Luis de Guindos, economy minister, said it was essential that the banks clean up their balance sheets without imposing a burden on the treasury.
The €50bn figure, equivalent to about 4pc of Spain's GDP, is higher than private expectations by bankers.
Some analysts had speculated that the Popular Party government of Mariano Rajoy, prime minister, would set up a large, state-funded "bad bank" like NAMA to absorb the non-performing assets of lenders hit by the collapse of the housing bubble and the subsequent European economic crisis.
However, strong Spanish banks opposed the "bad bank" idea, arguing they could handle their own problems and that weaker lenders should if necessary be absorbed by their rivals.
That is the path now being taken by the government with Mr de Guindos saying there should be another round of consolidation among cajas, or savings banks.
"If you take international valuations as in the case of Ireland, at the most you are talking about the need for €50bn of extra provisions (by banks in Spain)," he said.
"In the great majority of cases, they can provide it themselves ... and it could be done not in one year but over several years."

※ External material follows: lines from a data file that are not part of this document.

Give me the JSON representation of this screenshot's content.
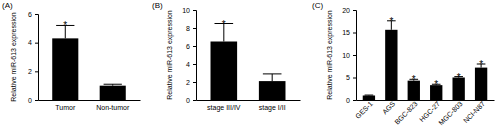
{
  "chart_data": [
    {
      "type": "bar",
      "title": "(A)",
      "ylabel": "Relative miR-613 expression",
      "categories": [
        "Tumor",
        "Non-tumor"
      ],
      "values": [
        4.3,
        1.0
      ],
      "errors": [
        0.9,
        0.1
      ],
      "color": "#000000",
      "ylim": [
        0,
        6
      ],
      "yticks": [
        0,
        2,
        4,
        6
      ],
      "annotations": [
        {
          "x": "Tumor",
          "text": "*"
        }
      ]
    },
    {
      "type": "bar",
      "title": "(B)",
      "ylabel": "Relative miR-613 expression",
      "categories": [
        "stage III/IV",
        "stage I/II"
      ],
      "values": [
        6.5,
        2.1
      ],
      "errors": [
        2.0,
        0.8
      ],
      "color": "#000000",
      "ylim": [
        0,
        10
      ],
      "yticks": [
        0,
        2,
        4,
        6,
        8,
        10
      ],
      "annotations": [
        {
          "x": "stage III/IV",
          "text": "*"
        }
      ]
    },
    {
      "type": "bar",
      "title": "(C)",
      "ylabel": "Relative miR-613 expression",
      "categories": [
        "GES-1",
        "AGS",
        "BGC-823",
        "HGC-27",
        "MGC-803",
        "NCI-N87"
      ],
      "values": [
        1.0,
        15.6,
        4.3,
        3.3,
        5.0,
        7.2
      ],
      "errors": [
        0.1,
        2.0,
        0.3,
        0.2,
        0.2,
        0.8
      ],
      "color": "#000000",
      "ylim": [
        0,
        20
      ],
      "yticks": [
        0,
        5,
        10,
        15,
        20
      ],
      "annotations": [
        {
          "x": "AGS",
          "text": "*"
        },
        {
          "x": "BGC-823",
          "text": "*"
        },
        {
          "x": "HGC-27",
          "text": "*"
        },
        {
          "x": "MGC-803",
          "text": "*"
        },
        {
          "x": "NCI-N87",
          "text": "*"
        }
      ]
    }
  ]
}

Of the €338bn of property-related assets in the Spanish financial system, about €176bn are bad loans, substandard loans or repossessed properties and land, according to the Bank of Spain.
The banks have already covered a third of these bad assets with provisions. They were expecting to be told by the government and the Bank of Spain to set aside a further 20pc.
An extra €50bn -- more than 28pc -- would be more of a stretch.
Mr de Guindos outlined other reforms that Spain will implement.
They include new budgetary controls on the country's 17 autonomous regions and labour reforms that will give companies more power to set their own wages.